The neurological manifestations of heatstroke victims vary. The exact sequence of the central nervous system (CNS) changes during lethal hyperthermia has only been partially explored, and the data covering the post-resuscitation CNS changes, which in most cases lead to secondary cardiac arrest, are insufficient.

HYPOTHESIS

Following heating of the organism to cardiopulmonary arrest, successful resuscitation may be achieved by standard cardiopulmonary resuscitation (CPR), plus glucose and surface cooling. There is a characteristic sequence of neurological responses to hyperthermia preceding cardiopulmonary arrest, and questionable reversibility following successful resuscitation.

METHODS

We exposed 12 pigtail monkeys under light anesthesia to total body hyperthermia (cerebral T = 42 degrees C) until cardiac arrest.
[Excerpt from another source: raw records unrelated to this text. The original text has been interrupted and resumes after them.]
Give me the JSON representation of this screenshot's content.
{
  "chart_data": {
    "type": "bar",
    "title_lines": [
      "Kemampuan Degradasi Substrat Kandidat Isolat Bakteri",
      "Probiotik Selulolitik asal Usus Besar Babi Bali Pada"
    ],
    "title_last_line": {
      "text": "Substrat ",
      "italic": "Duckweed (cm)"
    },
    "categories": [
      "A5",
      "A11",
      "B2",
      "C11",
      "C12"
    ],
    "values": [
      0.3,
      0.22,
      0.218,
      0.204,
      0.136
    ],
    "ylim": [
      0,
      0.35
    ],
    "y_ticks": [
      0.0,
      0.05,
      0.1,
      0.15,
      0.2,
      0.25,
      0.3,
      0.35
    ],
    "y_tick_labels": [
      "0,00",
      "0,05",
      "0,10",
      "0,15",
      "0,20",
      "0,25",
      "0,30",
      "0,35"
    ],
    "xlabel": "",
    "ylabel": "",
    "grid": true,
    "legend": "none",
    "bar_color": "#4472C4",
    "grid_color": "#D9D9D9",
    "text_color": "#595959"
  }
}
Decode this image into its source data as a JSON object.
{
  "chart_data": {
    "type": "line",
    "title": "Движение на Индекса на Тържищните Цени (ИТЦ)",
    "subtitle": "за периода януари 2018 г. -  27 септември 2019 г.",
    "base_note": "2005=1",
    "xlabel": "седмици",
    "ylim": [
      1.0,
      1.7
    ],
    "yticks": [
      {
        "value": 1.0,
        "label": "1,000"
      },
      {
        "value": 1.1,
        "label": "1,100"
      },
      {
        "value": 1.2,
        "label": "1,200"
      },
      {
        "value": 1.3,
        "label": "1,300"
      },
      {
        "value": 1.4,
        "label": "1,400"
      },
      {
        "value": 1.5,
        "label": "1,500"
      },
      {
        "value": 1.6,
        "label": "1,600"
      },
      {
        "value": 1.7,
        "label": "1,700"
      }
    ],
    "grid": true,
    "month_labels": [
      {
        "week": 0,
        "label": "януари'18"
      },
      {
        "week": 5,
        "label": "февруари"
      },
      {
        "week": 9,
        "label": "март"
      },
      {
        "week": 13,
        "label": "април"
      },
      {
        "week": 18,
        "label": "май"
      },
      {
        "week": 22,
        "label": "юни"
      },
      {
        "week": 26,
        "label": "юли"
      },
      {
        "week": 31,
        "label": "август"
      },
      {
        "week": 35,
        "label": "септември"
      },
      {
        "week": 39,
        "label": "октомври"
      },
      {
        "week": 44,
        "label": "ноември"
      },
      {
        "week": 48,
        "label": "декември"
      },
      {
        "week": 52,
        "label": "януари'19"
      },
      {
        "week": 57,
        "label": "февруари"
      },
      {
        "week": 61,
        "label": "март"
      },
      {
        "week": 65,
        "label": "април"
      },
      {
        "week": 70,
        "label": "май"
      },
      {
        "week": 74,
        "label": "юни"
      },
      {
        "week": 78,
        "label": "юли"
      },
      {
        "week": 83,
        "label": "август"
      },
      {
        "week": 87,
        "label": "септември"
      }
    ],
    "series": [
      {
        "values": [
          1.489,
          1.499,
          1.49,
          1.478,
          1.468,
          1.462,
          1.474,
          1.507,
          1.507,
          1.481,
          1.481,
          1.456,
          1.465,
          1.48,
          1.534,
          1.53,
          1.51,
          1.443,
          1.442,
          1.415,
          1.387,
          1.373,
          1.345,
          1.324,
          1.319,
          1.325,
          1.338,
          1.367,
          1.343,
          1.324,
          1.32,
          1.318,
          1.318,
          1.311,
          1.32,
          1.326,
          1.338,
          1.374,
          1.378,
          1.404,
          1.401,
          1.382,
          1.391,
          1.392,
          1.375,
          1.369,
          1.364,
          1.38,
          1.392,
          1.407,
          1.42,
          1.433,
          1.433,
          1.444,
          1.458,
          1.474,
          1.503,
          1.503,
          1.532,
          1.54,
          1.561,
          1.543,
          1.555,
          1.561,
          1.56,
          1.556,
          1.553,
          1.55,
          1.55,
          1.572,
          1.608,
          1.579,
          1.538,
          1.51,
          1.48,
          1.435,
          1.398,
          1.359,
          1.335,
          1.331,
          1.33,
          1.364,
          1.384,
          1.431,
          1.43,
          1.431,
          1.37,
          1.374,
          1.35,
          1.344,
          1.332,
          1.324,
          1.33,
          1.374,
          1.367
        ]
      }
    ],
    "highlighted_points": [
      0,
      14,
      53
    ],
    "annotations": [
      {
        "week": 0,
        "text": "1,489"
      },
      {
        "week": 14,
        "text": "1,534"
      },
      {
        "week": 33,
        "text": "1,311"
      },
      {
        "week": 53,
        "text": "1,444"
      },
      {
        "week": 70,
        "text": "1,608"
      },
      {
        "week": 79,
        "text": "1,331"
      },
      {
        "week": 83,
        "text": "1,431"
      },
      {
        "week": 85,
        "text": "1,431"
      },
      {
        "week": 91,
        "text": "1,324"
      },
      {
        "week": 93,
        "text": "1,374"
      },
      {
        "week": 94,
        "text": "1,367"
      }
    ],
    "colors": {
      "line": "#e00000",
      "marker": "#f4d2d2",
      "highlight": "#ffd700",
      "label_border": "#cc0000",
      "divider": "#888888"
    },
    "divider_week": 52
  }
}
We monitored EEG, mean arterial pressure (MAP), intracranial pressure (ICP), epidural temperatures, PaO2, PaCO2, serum sodium, osmolality, blood glucose, pupillary diameter, light response, corneal reflex, extremity movement, and seizures.

RESULTS

During hyperthermia EEG frequency decreased and amplitude increased, followed by burst suppression pattern of the EEG. Then during severe hypoglycemia, EEG seizure activity and isoelectric EEG occurred when MAP and cerebral perfusion pressure (CPP) decreased while ICP was almost unchanged. Pupils were first responsive to light and became gradually unresponsive with maximal dilation, correlating with low CPP. After temporarily successful cardiopulmonary resuscitation (restoration of spontaneous circulation), normal EEG tracing and reversibility of the unresponsive pupils were observed. As shock led to secondary rearrest, deterioration with depression of all cerebral functions was documented. Some 147 min after restoration of spontaneous circulation, brains were macroscopically (and microscopically) normal in six of the eight monkeys.

CONCLUSIONS

The acute cerebral derangements during and after lethal hyperthermia are reversible. The cause of death is probably not CNS damage, but systemic hemodynamic deterioration.